I glower down at the bag. “A spirit ready to receive the Lord. It was required.”
“Well, your spirit is throwing out my back.”
I let him pull me into a tight, one-armed hug as Mom tucks another breakfast bar into the front pocket of my backpack. I know they’re both still disappointed in me, but I also know how easy it would have been for them to stick me in the Youngs’ car this morning and call it a day. Instead, they’re here, standing shoulder to shoulder in the Pleasant Hills parking lot for the first time in months, and when Mom gives me one last rib-crushing squeeze, I feel my throat tighten, just a bit.
“Have fun,” she says, breath clouding in the cool early-April air. “And stay out of trouble.”
I grin. “Always do.”
Then I pull back, give them both one final wave, and join the crowd gathered in front of the church.
Pleasant Hills doesn’t have a particularly large congregation, but what it lacks in numbers, it makes up for with a healthy dose of righteous outrage. The church itself is a plain two-story building set against a flat backdrop of Ohio cornfields. The marquee out front is blank today—probably because someone took a picture of the time it said You Can’t Enter Heaven Unless Jesus Enters You and now Pastor Young is afraid of accidentally implying that we should canonically fuck the Lord—and the top of the Madison County highway cross is just visible over the line of trees out back.

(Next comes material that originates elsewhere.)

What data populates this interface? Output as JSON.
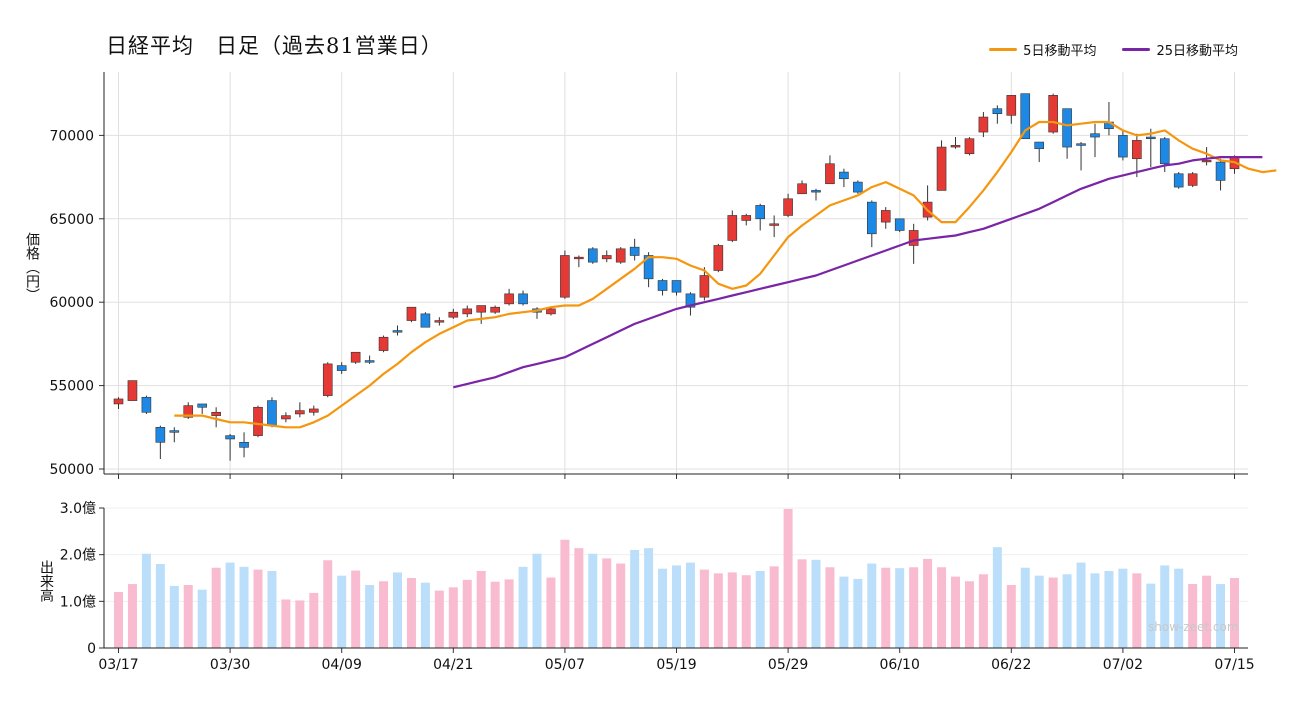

I remain on the outskirts of the crowd, trying not to draw attention to myself as I scan the parking lot for Julia. I recognize about half the kids milling around me now, including Amanda and Greer, but I’m surprised by how many are strangers. Madison is the only public high school in the county, but there are a few private academies nearby whose students also pop into Pleasant Hills from time to time. Some families even drive in from the surrounding towns specifically to attend service here, either because they don’t have a home church or because they think Pastor Young is particularly fiery, so the youth group is always this weird collection of anyone who lives within a thirty-minute radius. There had never really been a difference between the Madison kids and everyone else, but now, standing between groups of people who all seem to know each other, I think the divide is clear.